Georgetown. This township was named for George P. Anderson, an early settler. He was a Civil War veteran and the first settler in 1873.
Gibralter. In 1828 Asa E. Hough built a furnace and a sawmill on the Platte River a few miles from Paris and named it Gibraltar (or Gibralter). This settlement was never recognized as a town.
Gilmore. Small settlement near Sinsinawa Mounds named after one of the early settlers, a Mr. Gilmore.
Glen Haven. The earliest name was Stump Town in 1836. A few years later it was renamed Ray’s Landing, after Richard Ray and his brothers. In 1857 George Burroughs, who had come from Scotland, and five other men platted the town as a part of Cassville, but two years later it became a separate village. The villagers suggested it be named Burroughsville. Mr. Burroughs declined the honor but said he would choose a name. ‘Call it Glen Haven,’ he said, ‘after the glens of Scotland and the haven so like heaven nestled between the bluffs and wooded hills.’

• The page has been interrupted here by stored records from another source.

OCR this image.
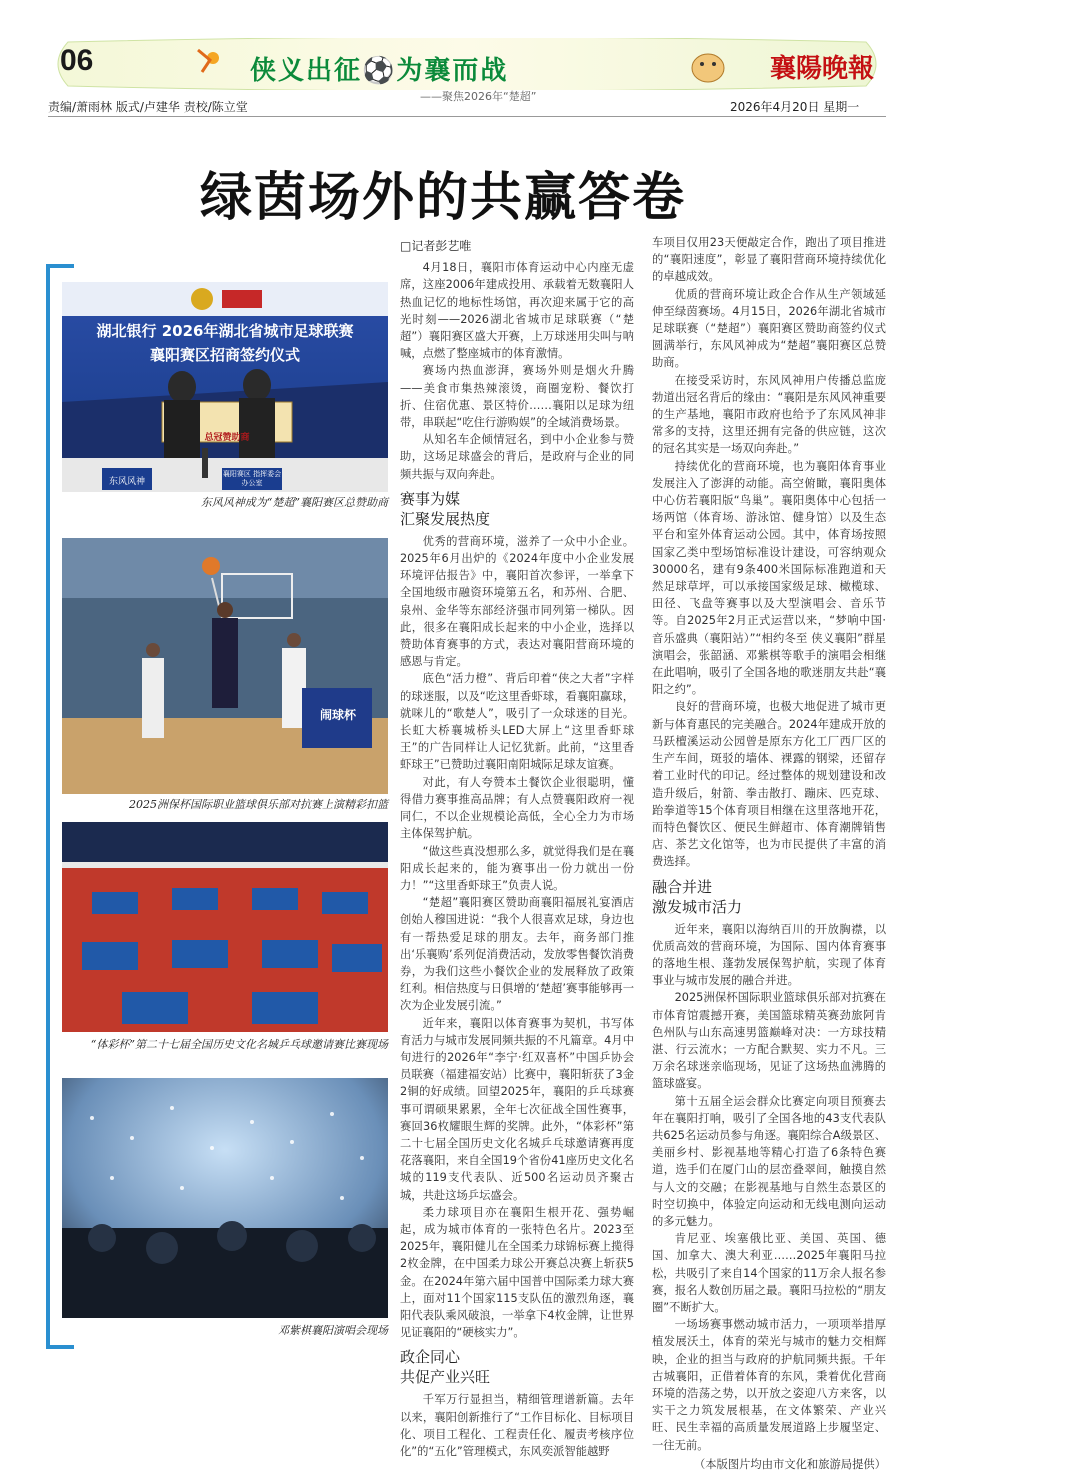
06	侠义出征⚽为襄而战
——聚焦2026年“楚超”
襄陽晚報
责编/萧雨林 版式/卢建华 责校/陈立堂	2026年4月20日 星期一
绿茵场外的共赢答卷
湖北银行 2026年湖北省城市足球联赛
襄阳赛区招商签约仪式
总冠赞助商
东风风神
襄阳赛区 指挥委会办公室
东风风神成为“楚超”襄阳赛区总赞助商
闹球杯
2025洲保杯国际职业篮球俱乐部对抗赛上演精彩扣篮
“体彩杯”第二十七届全国历史文化名城乒乓球邀请赛比赛现场
邓紫棋襄阳演唱会现场
□记者彭艺唯

4月18日，襄阳市体育运动中心内座无虚席，这座2006年建成投用、承载着无数襄阳人热血记忆的地标性场馆，再次迎来属于它的高光时刻——2026湖北省城市足球联赛（“楚超”）襄阳赛区盛大开赛，上万球迷用尖叫与呐喊，点燃了整座城市的体育激情。

赛场内热血澎湃，赛场外则是烟火升腾——美食市集热辣滚烫，商圈宠粉、餐饮打折、住宿优惠、景区特价……襄阳以足球为纽带，串联起“吃住行游购娱”的全域消费场景。

从知名车企倾情冠名，到中小企业参与赞助，这场足球盛会的背后，是政府与企业的同频共振与双向奔赴。

赛事为媒
汇聚发展热度

优秀的营商环境，滋养了一众中小企业。2025年6月出炉的《2024年度中小企业发展环境评估报告》中，襄阳首次参评，一举拿下全国地级市融资环境第五名，和苏州、合肥、泉州、金华等东部经济强市同列第一梯队。因此，很多在襄阳成长起来的中小企业，选择以赞助体育赛事的方式，表达对襄阳营商环境的感恩与肯定。

底色“活力橙”、背后印着“侠之大者”字样的球迷服，以及“吃这里香虾球，看襄阳赢球，就咪儿的“歌楚人”，吸引了一众球迷的目光。长虹大桥襄城桥头LED大屏上“这里香虾球王”的广告同样让人记忆犹新。此前，“这里香虾球王”已赞助过襄阳南阳城际足球友谊赛。

对此，有人夸赞本土餐饮企业很聪明，懂得借力赛事推高品牌；有人点赞襄阳政府一视同仁，不以企业规模论高低，全心全力为市场主体保驾护航。

“做这些真没想那么多，就觉得我们是在襄阳成长起来的，能为赛事出一份力就出一份力！”“这里香虾球王”负责人说。

“楚超”襄阳赛区赞助商襄阳福展礼宴酒店创始人穆国进说：“我个人很喜欢足球，身边也有一帮热爱足球的朋友。去年，商务部门推出‘乐襄购’系列促消费活动，发放零售餐饮消费券，为我们这些小餐饮企业的发展释放了政策红利。相信热度与日俱增的‘楚超’赛事能够再一次为企业发展引流。”

近年来，襄阳以体育赛事为契机，书写体育活力与城市发展同频共振的不凡篇章。4月中旬进行的2026年“李宁·红双喜杯”中国乒协会员联赛（福建福安站）比赛中，襄阳斩获了3金2铜的好成绩。回望2025年，襄阳的乒乓球赛事可谓硕果累累，全年七次征战全国性赛事，赛回36枚耀眼生辉的奖牌。此外，“体彩杯”第二十七届全国历史文化名城乒乓球邀请赛再度花落襄阳，来自全国19个省份41座历史文化名城的119支代表队、近500名运动员齐聚古城，共赴这场乒坛盛会。

柔力球项目亦在襄阳生根开花、强势崛起，成为城市体育的一张特色名片。2023至2025年，襄阳健儿在全国柔力球锦标赛上揽得2枚金牌，在中国柔力球公开赛总决赛上斩获5金。在2024年第六届中国普中国际柔力球大赛上，面对11个国家115支队伍的激烈角逐，襄阳代表队乘风破浪，一举拿下4枚金牌，让世界见证襄阳的“硬核实力”。

政企同心
共促产业兴旺

千军万行显担当，精细管理谱新篇。去年以来，襄阳创新推行了“工作目标化、目标项目化、项目工程化、工程责任化、履责考核序位化”的“五化”管理模式，东风奕派智能越野

车项目仅用23天便敲定合作，跑出了项目推进的“襄阳速度”，彰显了襄阳营商环境持续优化的卓越成效。

优质的营商环境让政企合作从生产领域延伸至绿茵赛场。4月15日，2026年湖北省城市足球联赛（“楚超”）襄阳赛区赞助商签约仪式圆满举行，东风风神成为“楚超”襄阳赛区总赞助商。

在接受采访时，东风风神用户传播总监庞勃道出冠名背后的缘由：“襄阳是东风风神重要的生产基地，襄阳市政府也给予了东风风神非常多的支持，这里还拥有完备的供应链，这次的冠名其实是一场双向奔赴。”

持续优化的营商环境，也为襄阳体育事业发展注入了澎湃的动能。高空俯瞰，襄阳奥体中心仿若襄阳版“鸟巢”。襄阳奥体中心包括一场两馆（体育场、游泳馆、健身馆）以及生态平台和室外体育运动公园。其中，体育场按照国家乙类中型场馆标准设计建设，可容纳观众30000名，建有9条400米国际标准跑道和天然足球草坪，可以承接国家级足球、橄榄球、田径、飞盘等赛事以及大型演唱会、音乐节等。自2025年2月正式运营以来，“梦响中国·音乐盛典（襄阳站）”“相约冬至 侠义襄阳”群星演唱会，张韶涵、邓紫棋等歌手的演唱会相继在此唱响，吸引了全国各地的歌迷朋友共赴“襄阳之约”。

良好的营商环境，也极大地促进了城市更新与体育惠民的完美融合。2024年建成开放的马跃檀溪运动公园曾是原东方化工厂西厂区的生产车间，斑驳的墙体、裸露的钢梁，还留存着工业时代的印记。经过整体的规划建设和改造升级后，射箭、拳击散打、蹦床、匹克球、跆拳道等15个体育项目相继在这里落地开花，而特色餐饮区、便民生鲜超市、体育潮牌销售店、茶艺文化馆等，也为市民提供了丰富的消费选择。

融合并进
激发城市活力

近年来，襄阳以海纳百川的开放胸襟，以优质高效的营商环境，为国际、国内体育赛事的落地生根、蓬勃发展保驾护航，实现了体育事业与城市发展的融合并进。

2025洲保杯国际职业篮球俱乐部对抗赛在市体育馆震撼开赛，美国篮球精英赛劲旅阿肯色州队与山东高速男篮巅峰对决：一方球技精湛、行云流水；一方配合默契、实力不凡。三万余名球迷亲临现场，见证了这场热血沸腾的篮球盛宴。

第十五届全运会群众比赛定向项目预赛去年在襄阳打响，吸引了全国各地的43支代表队共625名运动员参与角逐。襄阳综合A级景区、美丽乡村、影视基地等精心打造了6条特色赛道，选手们在厦门山的层峦叠翠间，触摸自然与人文的交融；在影视基地与自然生态景区的时空切换中，体验定向运动和无线电测向运动的多元魅力。

肯尼亚、埃塞俄比亚、美国、英国、德国、加拿大、澳大利亚……2025年襄阳马拉松，共吸引了来自14个国家的11万余人报名参赛，报名人数创历届之最。襄阳马拉松的“朋友圈”不断扩大。

一场场赛事燃动城市活力，一项项举措厚植发展沃土，体育的荣光与城市的魅力交相辉映，企业的担当与政府的护航同频共振。千年古城襄阳，正借着体育的东风，秉着优化营商环境的浩荡之势，以开放之姿迎八方来客，以实干之力筑发展根基，在文体繁荣、产业兴旺、民生幸福的高质量发展道路上步履坚定、一往无前。

（本版图片均由市文化和旅游局提供）
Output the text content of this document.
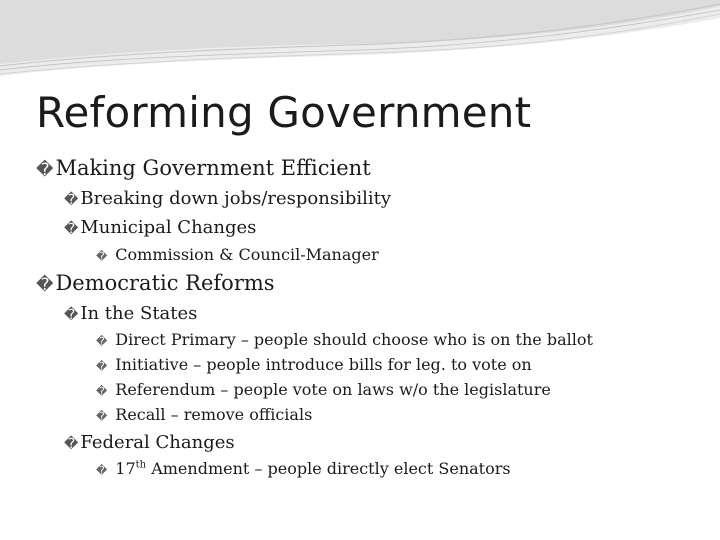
Reforming Government
�Making Government Efficient
� Breaking down jobs/responsibility
� Municipal Changes
� Commission & Council-Manager
�Democratic Reforms
� In the States
� Direct Primary – people should choose who is on the ballot
� Initiative – people introduce bills for leg. to vote on
� Referendum – people vote on laws w/o the legislature
� Recall – remove officials
� Federal Changes
� 17th Amendment – people directly elect Senators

Grant County. Named for the river, which was named after a Mr. Grant, a famous trapper and Indian trader. He lived in a cabin on the riverbank when Wisconsin was still a territory. His cooking utensil was a brass kettle that he wore under his cap on his head. One day he encountered a war part of Ho-Chunk. One Indian struck Grant on the head with his tomahawk, producing no other effect than a sharp ring from the kettle. The Indians recoiled in terror, exclaiming ‘Manitou!’
Green Cloud Hill. A hill in Wyalusing State Park named after a Ho-Chunk chief.